Lanzó la llave en la cesta de mimbre que tenía sobre la mesilla y se arrancó el uniforme mientras el Pomerania, esponjoso y tirano, le mordisqueaba los pies.
Una vez enfundada en el pijama beige de unicornios, aterrizó sobre el sofá y dio dos vueltas a las principales plataformas de TV en streaming. Con la mano que le quedaba libre acariciaba al chucho malcriado que, acomodado contra su abdomen, gruñía si paraba.
Estaba indecisa entre dos series, así que mientras pensaba, dejó un documental sobre la teoría del universo en bloque, que afirma que todo está sucediendo al mismo tiempo eternamente. Le horrorizó porque se parecía demasiado a estar atrapada en lugares que no quería volver a pisar.
No.
El tiempo tiene que ser una flecha que va de atrás hacia adelante por nuestra salud mental, pensó, y se dispuso a buscar en Internet cualquier información que refutara esa hipótesis.
Así llegó sin querer a un artículo sobre la quinta fuerza de la naturaleza, que hace que el cosmos se expanda. ¨Los muones podrían ser el próximo bosón de Higgs¨ rezaba el título.
Se preguntó cómo había podido vivir sin saber eso, y ya puesta, pasó una hora intentando entender la razón de la existencia de masa en partículas elementales.
Cuando empezaba a dolerle la cabeza de tanto comprender, Google le arrojó una noticia sobre la luna rosa, un 12% más grande de lo habitual por estar 157 KM más cerca de la tierra.
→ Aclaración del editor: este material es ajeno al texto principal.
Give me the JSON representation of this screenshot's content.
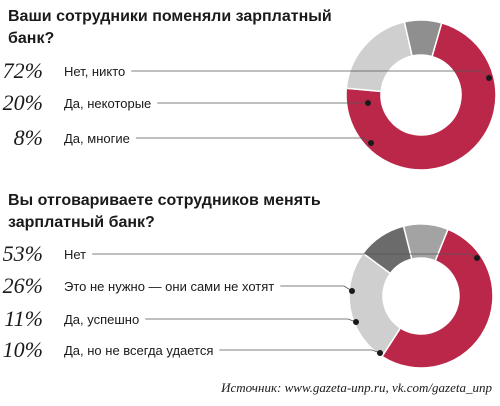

Se podría ver a las 5:30 de la madrugada, pero solo si las nubes, que no habían parado en toda la semana de llevar y traer chubascos, lo permitían.
De repente era importantísimo bañarse en esa luz.
No había una razón.
Lo consideró una de las tantas cosas que hacemos los animales por instinto.
Cenó atún y tomates de pie en la cocina y tomó café porque no pensaba acostarse. Le dio al chucho la última vuelta del día antes de que empezara el toque de queda sin cambiarse. El abrigo de primavera taparía la ropa de dormir.
Al volver hizo varias videollamadas, la más larga a su hermana, y cuando esta le colgó porque se le cerraban los ojos de sueño, dedicó un rato a limpiar el contorno de sus cejas de pelos nuevos, cepilló su media melena rubia y se lavó los dientes a conciencia.
Por fin se decidió por Los niños de la estación del zoo. Vio varios capítulos seguidos con el corazón en un puño, abrazada al perrito que yacía pegado a ella respirando rítmicamente desde el primero.
Sobre las 3:15 se acordó de que tenía un libro sin empezar. Abrió La sed para descubrir que le iba a durar lo que un suspiro. Paseó prendida de sus páginas por el cementerio de la Recoleta, en Buenos Aires, hasta que, como suele pasar con las buenas historias, la realidad desapareció por completo y en ese lugar en el que nuestra conciencia es pura contemplación, la atrapó el sueño.
Despertó gritando a la vez que se quitaba de encima a un ser onírico que le había mordido el cuello. Miró la hora. Eran casi las 6. Se incorporó con cuidado de no molestar al perro. Casi olvida la llave al salir y podría haber encendido la luz con solo pulsar un botón, pero le parecía que la aventura perdería mucho encanto, así que cogió la linterna que guardaba para la emergencia que afortunadamente nunca llegaba.
Mientras atravesaba el pasillo el vampiro de la pesadilla volvió a asomar por un resquicio de su imaginación.
Esta vez le fue más difícil apartarlo.
¿Cómo se auto percibe quien puede ver a todo el mundo pero no a sí mismo? Reflexionó.
Se enganchó la manga con el picaporte del tercero C mientras concluía que eso nos pasa a todos a algún nivel, por ejemplo en lo que respecta a los defectos.
Subió el primer peldaño.
Olía a lluvia.
Se agarró fuerte a la barandilla.
Algo le rozó la pierna, dio un brinco, pero solo era un gato negro.
Desatrancó la puerta y usó una de sus zapatillas como tope. Olía a ozono. En la azotea reinaba un silencio absoluto, el suelo estaba mojado, y desde arriba el mundo parecía expectante, como si en cualquier momento se pudieran despertar todas las gárgolas de la ciudad y deleitarnos con un espectáculo aéreo.
Por fin se atrevió a mirar hacia arriba.
Ahí estaba, coronada de nubes desbravadas después de la tormenta.
De rosa solo tenía el nombre, pero de llena y de nueva, absolutamente todo.